Look out for multiple occurrences of random italic words in figure captions following symbols, like the word versus

Author Response

Dear reviewer,

Please see the attachment.

Best regards

Author Response File: Author Response.docx

Reviewer 2 Report

lines 7-10 are not corrcete: Affilation 2, Affiliation3.....??

line 99: It is wirtten "von Mises". It should be "Huber-Mises"

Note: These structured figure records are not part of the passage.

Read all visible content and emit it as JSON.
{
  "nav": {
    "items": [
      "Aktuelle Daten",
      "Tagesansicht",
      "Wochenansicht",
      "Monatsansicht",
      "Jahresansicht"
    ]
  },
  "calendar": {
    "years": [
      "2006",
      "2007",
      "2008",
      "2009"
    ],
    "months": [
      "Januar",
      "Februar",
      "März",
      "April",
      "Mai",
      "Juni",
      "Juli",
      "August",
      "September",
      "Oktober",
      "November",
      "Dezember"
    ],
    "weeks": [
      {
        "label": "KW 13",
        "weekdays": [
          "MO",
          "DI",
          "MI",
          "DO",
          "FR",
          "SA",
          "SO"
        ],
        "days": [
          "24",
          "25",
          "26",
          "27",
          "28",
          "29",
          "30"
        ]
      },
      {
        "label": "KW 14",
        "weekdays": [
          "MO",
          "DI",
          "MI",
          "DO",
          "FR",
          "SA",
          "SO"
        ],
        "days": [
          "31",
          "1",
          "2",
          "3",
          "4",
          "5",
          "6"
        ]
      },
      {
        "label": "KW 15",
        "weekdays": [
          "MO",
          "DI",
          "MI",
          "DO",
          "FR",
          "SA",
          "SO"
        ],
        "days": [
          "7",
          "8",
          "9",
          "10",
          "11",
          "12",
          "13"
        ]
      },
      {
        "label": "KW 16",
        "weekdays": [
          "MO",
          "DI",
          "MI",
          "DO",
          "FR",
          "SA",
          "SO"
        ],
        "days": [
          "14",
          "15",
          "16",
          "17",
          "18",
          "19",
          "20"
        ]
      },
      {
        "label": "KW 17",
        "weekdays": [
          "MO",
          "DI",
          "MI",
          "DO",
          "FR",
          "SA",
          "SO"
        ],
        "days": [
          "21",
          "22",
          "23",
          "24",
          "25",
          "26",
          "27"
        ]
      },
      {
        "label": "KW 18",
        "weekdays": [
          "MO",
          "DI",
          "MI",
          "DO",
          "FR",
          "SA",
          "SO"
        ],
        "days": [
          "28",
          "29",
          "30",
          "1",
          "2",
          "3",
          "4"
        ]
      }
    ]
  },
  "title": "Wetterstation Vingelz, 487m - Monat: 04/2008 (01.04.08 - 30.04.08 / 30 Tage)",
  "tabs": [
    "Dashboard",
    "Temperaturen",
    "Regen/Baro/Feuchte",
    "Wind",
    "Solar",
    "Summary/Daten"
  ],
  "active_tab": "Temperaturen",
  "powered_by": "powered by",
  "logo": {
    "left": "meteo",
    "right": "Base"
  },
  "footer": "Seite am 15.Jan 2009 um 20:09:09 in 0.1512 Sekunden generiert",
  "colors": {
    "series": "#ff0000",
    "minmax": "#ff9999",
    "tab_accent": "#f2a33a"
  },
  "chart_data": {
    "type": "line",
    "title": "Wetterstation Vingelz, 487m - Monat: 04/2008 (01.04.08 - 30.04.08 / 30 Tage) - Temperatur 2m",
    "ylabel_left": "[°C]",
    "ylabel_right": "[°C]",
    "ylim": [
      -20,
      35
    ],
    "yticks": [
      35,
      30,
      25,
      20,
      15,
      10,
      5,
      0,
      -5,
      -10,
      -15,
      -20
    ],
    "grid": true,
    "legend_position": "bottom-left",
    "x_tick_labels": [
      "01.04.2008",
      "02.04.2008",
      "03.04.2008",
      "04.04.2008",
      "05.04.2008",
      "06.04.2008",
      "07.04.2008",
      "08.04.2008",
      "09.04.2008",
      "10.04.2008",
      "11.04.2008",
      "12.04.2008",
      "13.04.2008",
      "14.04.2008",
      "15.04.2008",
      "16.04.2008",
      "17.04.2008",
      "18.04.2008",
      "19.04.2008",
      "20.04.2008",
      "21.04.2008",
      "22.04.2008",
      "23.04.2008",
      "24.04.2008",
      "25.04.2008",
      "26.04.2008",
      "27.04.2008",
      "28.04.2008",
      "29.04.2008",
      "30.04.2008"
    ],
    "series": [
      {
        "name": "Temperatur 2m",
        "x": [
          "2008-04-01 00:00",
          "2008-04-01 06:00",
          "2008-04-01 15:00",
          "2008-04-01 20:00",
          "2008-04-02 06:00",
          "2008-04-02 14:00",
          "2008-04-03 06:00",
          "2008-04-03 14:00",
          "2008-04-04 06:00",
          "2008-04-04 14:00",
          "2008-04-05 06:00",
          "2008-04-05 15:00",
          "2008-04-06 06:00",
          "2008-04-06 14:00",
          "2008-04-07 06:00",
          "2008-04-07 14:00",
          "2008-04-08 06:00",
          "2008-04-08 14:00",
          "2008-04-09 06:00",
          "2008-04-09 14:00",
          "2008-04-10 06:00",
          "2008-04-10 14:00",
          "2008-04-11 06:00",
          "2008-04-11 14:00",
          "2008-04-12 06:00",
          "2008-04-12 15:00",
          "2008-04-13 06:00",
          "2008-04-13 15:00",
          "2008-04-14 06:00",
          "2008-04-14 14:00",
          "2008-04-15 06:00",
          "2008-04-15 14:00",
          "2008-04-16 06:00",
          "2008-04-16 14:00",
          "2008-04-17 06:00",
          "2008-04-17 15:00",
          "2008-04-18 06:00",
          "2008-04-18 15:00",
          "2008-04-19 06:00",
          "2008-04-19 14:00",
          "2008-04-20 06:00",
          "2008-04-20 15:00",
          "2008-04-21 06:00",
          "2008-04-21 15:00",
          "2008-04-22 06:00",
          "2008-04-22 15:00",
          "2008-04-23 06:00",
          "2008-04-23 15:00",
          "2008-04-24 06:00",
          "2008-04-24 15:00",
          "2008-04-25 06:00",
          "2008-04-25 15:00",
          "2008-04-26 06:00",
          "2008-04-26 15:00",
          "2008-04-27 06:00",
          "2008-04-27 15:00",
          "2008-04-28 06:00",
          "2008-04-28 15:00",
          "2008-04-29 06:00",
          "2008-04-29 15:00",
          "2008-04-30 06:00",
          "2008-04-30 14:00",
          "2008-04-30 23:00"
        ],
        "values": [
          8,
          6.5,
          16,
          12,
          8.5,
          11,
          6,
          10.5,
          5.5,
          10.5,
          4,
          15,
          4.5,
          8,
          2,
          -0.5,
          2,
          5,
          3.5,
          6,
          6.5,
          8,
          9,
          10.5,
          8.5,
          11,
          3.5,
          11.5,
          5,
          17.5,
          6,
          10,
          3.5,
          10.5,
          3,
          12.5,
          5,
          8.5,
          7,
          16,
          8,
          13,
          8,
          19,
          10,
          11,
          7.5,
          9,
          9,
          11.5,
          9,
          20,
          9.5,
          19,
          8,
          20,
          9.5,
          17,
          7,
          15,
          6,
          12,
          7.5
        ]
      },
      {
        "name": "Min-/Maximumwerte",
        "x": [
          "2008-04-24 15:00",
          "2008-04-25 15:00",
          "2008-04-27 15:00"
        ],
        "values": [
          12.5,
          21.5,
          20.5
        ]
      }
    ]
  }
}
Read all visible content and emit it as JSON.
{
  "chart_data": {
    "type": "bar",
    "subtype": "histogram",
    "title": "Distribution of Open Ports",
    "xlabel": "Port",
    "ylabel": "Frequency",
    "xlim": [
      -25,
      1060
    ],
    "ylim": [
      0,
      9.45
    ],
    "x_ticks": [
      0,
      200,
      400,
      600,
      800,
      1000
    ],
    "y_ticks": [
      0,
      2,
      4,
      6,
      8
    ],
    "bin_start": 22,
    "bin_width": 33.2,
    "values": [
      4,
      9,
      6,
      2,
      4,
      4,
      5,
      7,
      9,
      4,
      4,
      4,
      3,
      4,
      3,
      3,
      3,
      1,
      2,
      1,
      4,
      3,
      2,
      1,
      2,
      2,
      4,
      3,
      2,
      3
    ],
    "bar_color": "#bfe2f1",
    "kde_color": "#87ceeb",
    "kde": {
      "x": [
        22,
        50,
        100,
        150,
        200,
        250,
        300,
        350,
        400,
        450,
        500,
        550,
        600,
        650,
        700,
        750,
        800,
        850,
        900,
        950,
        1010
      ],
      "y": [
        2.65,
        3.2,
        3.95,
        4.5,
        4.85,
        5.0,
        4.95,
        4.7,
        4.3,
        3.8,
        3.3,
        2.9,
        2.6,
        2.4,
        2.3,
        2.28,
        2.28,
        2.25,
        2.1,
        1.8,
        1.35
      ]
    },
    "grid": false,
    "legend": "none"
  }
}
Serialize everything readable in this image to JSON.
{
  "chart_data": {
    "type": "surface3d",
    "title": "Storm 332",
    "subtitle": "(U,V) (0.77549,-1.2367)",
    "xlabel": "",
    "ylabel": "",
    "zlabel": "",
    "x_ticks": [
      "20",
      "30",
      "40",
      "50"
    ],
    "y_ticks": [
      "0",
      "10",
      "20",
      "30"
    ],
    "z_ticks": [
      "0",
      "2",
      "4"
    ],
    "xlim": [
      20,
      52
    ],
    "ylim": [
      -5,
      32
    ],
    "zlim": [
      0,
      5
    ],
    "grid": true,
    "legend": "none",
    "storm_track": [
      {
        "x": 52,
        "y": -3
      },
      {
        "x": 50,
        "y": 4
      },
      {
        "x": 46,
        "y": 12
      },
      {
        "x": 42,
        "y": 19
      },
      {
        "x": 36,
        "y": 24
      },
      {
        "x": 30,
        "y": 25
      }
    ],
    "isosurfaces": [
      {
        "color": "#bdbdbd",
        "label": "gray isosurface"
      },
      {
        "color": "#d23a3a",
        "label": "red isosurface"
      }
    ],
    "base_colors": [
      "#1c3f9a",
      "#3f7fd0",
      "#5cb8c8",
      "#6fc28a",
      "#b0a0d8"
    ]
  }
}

Figures and captions under this figures should be written in one page. Please chcange Fig.2, 5, 6, 710, 11

Author Response

Dear reviewer,

Please see the attachment.

Best regards

Author Response File: Author Response.docx

Reviewer 3 Report

Dear Authors,

 

The paper contains excellent numerical results. There is a lack of experimental data, but accepting the title (and its scope...numerical) formally all is OK. Based on this, I proposed minor revision. During review please consider the points listed below:

  1. Please add affiliation data 2-5
  2. CTOD abbreviation should be initially mentioned in abstract (CTOD – Crack Tip Opening Displacement)
  3. Please add to the table 1 information about fracture toughness – it would be great to know how far from critical load we are during simulations
  4. Generally the presented approach is nice elaborated, However as a Reviewer I feel a lack of the experimental validation of the proposed results. Please provide (if possible) any discussion with link to experimental data in order to validate several parts of numerical analysis.

Author Response

Dear reviewer,

Please see the attachment.

Best regards

Author Response File: Author Response.docx

Round 2

Reviewer 1 Report

The effort done by the author(s) to address the reviewers remarks is substantial and adequate for publication.